Doubly robust off-policy evaluation with shrinkage
Yi Su · Maria Dimakopoulou · Akshay Krishnamurthy · Miro Dudik

Thu Jul 16 07:00 AM -- 07:45 AM & Thu Jul 16 08:00 PM -- 08:45 PM (PDT) @ None #None

We propose a new framework for designing estimators for off-policy evaluation in contextual bandits. Our approach is based on the asymptotically optimal doubly robust estimator, but we shrink the importance weights to minimize a bound on the mean squared error, which results in a better bias-variance tradeoff in finite samples. We use this optimization-based framework to obtain three estimators: (a) a weight-clipping estimator, (b) a new weight-shrinkage estimator, and (c) the first shrinkage-based estimator for combinatorial action sets. Extensive experiments in both standard and combinatorial bandit benchmark problems show that our estimators are highly adaptive and typically outperform state-of-the-art methods.

Author Information

Yi Su (Cornell University)
Maria Dimakopoulou (Stanford University)
Akshay Krishnamurthy (Microsoft Research)
Miro Dudik (Microsoft Research)
Miro Dudik

Miroslav Dudík is a Senior Principal Researcher in machine learning at Microsoft Research, NYC. His research focuses on combining theoretical and applied aspects of machine learning, statistics, convex optimization, and algorithms.

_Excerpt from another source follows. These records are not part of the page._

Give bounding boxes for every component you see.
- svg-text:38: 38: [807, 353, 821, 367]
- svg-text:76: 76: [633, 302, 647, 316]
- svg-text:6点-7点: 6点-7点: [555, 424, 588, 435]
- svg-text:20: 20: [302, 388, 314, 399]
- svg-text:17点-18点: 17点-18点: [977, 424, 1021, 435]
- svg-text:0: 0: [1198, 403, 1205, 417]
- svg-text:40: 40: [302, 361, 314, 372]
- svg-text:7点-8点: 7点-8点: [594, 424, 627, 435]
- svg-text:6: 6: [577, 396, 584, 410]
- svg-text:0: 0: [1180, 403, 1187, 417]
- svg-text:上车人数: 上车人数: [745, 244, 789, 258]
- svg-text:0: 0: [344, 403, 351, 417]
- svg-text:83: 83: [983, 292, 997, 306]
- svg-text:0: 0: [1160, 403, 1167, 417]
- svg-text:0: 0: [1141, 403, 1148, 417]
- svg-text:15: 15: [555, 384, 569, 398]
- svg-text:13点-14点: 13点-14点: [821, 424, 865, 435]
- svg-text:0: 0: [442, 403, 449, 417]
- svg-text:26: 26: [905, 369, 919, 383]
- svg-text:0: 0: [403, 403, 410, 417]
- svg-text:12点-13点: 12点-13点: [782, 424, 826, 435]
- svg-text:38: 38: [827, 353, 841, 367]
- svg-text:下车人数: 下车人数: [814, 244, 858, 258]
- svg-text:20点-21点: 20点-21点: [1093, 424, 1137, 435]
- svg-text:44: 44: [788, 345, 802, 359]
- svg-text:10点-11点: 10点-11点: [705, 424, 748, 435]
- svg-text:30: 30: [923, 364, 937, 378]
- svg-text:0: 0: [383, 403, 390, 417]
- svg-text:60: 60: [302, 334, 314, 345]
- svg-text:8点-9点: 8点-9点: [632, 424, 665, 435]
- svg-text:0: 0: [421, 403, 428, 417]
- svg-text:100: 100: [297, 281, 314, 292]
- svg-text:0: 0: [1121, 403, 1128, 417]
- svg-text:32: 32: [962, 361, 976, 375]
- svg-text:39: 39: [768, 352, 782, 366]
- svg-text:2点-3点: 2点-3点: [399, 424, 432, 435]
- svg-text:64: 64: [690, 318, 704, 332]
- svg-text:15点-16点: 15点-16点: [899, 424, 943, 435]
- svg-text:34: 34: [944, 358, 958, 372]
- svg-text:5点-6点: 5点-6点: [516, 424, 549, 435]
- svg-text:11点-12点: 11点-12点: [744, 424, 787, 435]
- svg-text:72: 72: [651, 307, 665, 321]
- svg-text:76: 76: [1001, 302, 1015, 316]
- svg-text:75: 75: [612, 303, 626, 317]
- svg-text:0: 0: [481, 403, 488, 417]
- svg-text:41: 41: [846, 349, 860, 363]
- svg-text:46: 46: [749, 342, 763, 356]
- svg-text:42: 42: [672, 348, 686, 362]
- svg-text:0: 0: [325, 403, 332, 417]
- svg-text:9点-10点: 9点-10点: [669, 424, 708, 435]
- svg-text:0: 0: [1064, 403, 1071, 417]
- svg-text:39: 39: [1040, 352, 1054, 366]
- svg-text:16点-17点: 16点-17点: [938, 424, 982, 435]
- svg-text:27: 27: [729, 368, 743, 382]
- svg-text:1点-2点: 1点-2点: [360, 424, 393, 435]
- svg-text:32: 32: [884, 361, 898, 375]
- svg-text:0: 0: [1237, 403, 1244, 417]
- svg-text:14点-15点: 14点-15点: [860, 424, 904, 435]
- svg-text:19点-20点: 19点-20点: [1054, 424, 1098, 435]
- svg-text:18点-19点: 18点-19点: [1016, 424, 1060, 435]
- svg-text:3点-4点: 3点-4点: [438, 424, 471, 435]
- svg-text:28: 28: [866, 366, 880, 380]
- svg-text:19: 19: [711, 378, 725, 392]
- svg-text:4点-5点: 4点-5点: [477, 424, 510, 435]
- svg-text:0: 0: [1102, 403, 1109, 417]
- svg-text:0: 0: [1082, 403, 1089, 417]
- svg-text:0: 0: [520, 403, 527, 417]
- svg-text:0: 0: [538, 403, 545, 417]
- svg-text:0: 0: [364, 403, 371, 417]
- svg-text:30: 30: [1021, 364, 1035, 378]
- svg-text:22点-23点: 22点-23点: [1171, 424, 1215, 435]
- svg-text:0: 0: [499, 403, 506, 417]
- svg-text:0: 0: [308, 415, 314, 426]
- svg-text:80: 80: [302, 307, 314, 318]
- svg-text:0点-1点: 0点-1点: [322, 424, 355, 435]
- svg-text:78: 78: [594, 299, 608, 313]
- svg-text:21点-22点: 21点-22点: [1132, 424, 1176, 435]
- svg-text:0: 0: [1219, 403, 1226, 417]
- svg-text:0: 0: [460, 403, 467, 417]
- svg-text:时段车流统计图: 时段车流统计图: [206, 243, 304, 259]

Most recently he has worked on contextual bandits, reinforcement learning, and algorithmic fairness. He received his PhD from Princeton in 2007. He is a co-creator of the Fairlearn toolkit for assessing and improving the fairness of machine learning models and of the Maxentpackage for modeling species distributions, which is used by biologists around the world to design national parks, model the impacts of climate change, and discover new species.